Эти мысли наполняли души членов королевского совета радостью и надеждой. В скором времени в королевстве должен был воцариться прочный мир, а его христианнейшее величество должен был остаться единственным представителем дома Валуа во Франции — бастарды не в счет! — сильным, торжествующим и победоносным. И даже некое печальное событие, которое наверняка последует за отъездом регента Низинных земель из Франции, не могло испортить настроения советникам его величества.
Граф де Бретей и рувард Нидерландов уже хотел испросить у короля аудиенцию, но Генрих опередил его.
— Задержитесь, граф. Я хочу, чтобы вы передали от меня послание моему августейшему брату.
Александр де Бретей молча поклонился. Он уже продумал каждое слово, жест и взгляд — никто не должен был догадаться о проводимом королевой-матерью расследовании, а испанцы должен были убедиться в решимости короля и смирении родственников арестованного.
На первый взгляд в кабинете короля было пусто. На второй… Александр заметил и пару пажей, приткнувшихся в дальнем углу кабинета, и лакея у двери в личные покои короля, и трех гасконцев из Сорока Пяти — судя по всему, Генрих все же опасался порывистости и безрассудства друга и родственника «заговорщика», и королевского секретаря, скромно расположившегося за низеньким столиком у стены. Ни одного из доверенных лиц его величества видно не было, и все же Бретея не оставляло ощущение, будто в амбразуре окна кто-то прячется. Гадать, кто это, смысла не имело, рувард был уверен лишь в одном — это не могла быть королева-мать. Ее духи он бы узнал вмиг.

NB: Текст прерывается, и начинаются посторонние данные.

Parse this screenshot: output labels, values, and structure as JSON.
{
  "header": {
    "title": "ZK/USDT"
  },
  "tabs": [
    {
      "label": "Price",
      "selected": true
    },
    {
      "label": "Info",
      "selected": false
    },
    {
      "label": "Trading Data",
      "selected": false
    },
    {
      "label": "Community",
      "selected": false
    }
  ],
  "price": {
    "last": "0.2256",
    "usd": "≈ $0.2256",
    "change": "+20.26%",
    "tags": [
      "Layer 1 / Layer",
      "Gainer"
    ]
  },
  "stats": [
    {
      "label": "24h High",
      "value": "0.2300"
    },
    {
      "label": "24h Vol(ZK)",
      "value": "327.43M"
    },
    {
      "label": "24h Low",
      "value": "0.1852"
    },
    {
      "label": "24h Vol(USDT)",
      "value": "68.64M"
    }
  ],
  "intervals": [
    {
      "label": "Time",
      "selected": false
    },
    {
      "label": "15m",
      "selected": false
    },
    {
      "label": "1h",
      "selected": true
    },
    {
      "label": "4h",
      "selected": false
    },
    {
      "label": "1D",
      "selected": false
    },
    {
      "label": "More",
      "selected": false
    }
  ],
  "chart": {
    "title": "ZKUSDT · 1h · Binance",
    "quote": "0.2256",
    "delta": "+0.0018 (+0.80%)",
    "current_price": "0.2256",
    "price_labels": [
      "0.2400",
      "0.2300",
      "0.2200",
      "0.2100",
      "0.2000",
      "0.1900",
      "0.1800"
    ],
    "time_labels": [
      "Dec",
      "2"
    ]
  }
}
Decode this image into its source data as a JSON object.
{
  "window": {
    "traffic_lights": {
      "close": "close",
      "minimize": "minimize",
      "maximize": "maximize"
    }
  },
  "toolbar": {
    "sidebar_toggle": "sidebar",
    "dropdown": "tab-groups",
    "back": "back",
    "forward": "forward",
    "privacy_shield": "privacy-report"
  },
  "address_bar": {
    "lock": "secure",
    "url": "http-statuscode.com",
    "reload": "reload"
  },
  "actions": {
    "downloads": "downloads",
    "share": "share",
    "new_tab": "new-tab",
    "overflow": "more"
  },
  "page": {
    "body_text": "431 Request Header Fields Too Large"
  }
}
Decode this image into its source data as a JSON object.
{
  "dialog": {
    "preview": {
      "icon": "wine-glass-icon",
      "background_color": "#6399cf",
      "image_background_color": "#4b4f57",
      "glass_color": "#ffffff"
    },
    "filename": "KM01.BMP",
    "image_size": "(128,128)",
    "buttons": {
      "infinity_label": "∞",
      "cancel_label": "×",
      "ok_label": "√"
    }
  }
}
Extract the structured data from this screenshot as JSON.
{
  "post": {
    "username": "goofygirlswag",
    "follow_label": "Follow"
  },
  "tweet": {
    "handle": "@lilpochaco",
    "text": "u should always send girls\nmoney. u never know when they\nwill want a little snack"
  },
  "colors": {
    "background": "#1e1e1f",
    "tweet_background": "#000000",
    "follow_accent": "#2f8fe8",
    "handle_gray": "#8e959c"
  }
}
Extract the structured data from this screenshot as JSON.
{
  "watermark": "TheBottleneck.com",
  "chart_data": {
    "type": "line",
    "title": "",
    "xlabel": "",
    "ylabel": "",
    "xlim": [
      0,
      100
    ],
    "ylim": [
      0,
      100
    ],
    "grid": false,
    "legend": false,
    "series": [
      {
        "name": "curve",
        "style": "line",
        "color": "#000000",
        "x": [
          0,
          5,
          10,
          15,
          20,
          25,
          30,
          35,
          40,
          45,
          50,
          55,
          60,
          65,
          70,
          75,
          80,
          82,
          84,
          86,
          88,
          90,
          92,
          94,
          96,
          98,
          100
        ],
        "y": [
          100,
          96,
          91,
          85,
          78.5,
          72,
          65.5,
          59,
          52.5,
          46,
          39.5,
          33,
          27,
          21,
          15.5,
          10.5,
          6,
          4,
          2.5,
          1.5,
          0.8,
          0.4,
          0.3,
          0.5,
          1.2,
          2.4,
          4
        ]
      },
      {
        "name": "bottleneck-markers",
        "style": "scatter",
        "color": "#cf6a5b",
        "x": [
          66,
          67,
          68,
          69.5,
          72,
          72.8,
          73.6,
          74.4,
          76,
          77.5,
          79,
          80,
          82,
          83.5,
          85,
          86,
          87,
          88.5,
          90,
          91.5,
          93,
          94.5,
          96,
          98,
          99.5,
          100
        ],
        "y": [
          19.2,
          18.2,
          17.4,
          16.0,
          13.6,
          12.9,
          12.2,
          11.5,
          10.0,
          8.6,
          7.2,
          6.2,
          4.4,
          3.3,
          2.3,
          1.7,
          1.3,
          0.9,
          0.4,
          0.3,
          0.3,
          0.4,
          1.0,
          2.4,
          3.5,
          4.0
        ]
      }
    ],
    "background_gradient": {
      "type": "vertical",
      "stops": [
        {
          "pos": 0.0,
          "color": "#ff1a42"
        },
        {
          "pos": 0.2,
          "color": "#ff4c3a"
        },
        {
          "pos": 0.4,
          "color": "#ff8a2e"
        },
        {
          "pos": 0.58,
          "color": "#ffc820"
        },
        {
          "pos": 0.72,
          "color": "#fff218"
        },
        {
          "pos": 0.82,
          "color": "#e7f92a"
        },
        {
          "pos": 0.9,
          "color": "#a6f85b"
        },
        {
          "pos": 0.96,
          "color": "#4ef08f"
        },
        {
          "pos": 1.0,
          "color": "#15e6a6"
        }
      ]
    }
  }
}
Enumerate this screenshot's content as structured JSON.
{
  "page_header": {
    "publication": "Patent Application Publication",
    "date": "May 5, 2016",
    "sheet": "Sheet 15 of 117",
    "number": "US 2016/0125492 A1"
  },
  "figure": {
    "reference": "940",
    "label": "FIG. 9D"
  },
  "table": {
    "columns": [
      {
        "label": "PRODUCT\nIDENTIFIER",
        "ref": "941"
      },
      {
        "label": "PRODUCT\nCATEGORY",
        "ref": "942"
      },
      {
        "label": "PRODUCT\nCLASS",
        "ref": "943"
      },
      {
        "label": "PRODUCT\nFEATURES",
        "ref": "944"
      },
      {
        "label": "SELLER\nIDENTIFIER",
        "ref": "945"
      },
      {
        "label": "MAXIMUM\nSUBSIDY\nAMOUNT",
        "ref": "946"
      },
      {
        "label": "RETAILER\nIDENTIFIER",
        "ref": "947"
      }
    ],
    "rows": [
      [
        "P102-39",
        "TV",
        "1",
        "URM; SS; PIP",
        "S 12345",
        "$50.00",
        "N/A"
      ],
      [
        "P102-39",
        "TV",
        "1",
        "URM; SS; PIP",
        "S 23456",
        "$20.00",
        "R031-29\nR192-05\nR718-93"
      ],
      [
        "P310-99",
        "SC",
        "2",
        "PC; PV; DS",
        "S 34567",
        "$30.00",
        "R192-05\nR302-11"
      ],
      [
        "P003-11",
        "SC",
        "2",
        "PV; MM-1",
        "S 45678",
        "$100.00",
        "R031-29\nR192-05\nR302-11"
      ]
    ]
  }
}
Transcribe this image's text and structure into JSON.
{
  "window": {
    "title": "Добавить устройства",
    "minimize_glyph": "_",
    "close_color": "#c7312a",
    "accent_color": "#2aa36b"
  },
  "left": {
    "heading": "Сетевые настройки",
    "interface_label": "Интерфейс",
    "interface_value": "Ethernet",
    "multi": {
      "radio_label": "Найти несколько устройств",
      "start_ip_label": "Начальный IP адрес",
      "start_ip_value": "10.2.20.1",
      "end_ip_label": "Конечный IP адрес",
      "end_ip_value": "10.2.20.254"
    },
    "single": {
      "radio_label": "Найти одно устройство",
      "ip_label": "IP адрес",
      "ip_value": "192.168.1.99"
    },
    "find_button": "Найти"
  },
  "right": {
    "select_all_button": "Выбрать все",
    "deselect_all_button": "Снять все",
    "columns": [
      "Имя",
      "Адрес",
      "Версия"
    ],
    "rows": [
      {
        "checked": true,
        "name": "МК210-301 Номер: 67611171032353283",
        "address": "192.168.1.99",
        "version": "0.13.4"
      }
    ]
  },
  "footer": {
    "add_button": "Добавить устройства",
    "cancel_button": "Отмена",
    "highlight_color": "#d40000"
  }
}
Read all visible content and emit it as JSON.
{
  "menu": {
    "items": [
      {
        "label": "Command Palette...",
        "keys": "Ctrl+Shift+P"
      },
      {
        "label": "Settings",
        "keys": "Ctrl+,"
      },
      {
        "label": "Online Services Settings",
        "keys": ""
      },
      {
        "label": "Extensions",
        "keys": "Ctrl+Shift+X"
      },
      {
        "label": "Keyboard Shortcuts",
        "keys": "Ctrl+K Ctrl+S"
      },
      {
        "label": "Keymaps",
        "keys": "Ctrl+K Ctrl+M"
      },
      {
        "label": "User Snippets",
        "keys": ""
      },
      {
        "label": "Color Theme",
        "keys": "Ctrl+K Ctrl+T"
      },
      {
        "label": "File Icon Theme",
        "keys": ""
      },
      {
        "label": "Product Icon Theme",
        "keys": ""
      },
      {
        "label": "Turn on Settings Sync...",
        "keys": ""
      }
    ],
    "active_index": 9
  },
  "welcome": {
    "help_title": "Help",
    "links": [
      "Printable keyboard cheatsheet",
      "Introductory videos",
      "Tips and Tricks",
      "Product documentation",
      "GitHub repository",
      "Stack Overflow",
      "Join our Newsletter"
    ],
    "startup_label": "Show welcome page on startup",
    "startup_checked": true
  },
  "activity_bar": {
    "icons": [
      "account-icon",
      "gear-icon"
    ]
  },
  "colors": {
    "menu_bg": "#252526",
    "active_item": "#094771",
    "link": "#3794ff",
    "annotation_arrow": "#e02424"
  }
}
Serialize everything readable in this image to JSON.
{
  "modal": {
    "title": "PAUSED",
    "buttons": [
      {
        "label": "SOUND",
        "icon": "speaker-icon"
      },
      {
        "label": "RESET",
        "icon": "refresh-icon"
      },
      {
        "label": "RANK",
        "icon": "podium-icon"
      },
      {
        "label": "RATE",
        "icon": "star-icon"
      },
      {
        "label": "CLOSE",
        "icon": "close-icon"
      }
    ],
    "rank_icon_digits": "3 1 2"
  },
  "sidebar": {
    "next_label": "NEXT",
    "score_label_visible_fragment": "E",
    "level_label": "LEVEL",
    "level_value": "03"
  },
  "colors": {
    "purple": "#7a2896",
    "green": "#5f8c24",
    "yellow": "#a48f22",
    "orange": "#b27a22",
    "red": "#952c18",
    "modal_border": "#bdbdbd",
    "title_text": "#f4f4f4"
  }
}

Говорить Генрих действительно начал о Франсуа, но заметить в его словах хотя бы тень привязанности к брату было невозможно — мадам Екатерина не учила своих сыновей любить друг друга.
— … и потому мы вряд ли еще встретимся, но до последнего вздоха я сохраню самые теплые чувства любви и привязанности к моему дорогому брату. Так и передайте, Бретей, — по деловому закончил свою речь Генрих.
— Я передам, сир, — Александр вновь поклонился, отрешенно подумав, что, хотя бы для вида, Генрих мог бы начертать пару дружественных слов к Франсуа. Впрочем, пусть братья Валуа разбираются между собой без его участия. А у него есть, о ком думать.
— Мне сказали, Бретей, что ты посетил Шатле? — резко и неожиданное вопросил Генрих, и эта откровенность произвела отвратительное впечатление на Александра. Впрочем, сразу же признал Бретей, так было даже лучше. Ему необходима была ясность и максимальная огласка. Уже через час весть о том, что он ни на что не надеется и ничего хорошего не ждет, разнесется по Лувру и Парижу и непременно успокоит Тассиса. И у Жоржа появится шанс, а доверенное лицо королевы-матери сможет действовать без опаски. Всего несколько ответов на вопросы неблагодарного Валуа, и дело будет сделано.
Александр глубоко вздохнул, словно бы собираясь с силами:
— Я должен был позаботиться о друге, сир… Хотя бы так…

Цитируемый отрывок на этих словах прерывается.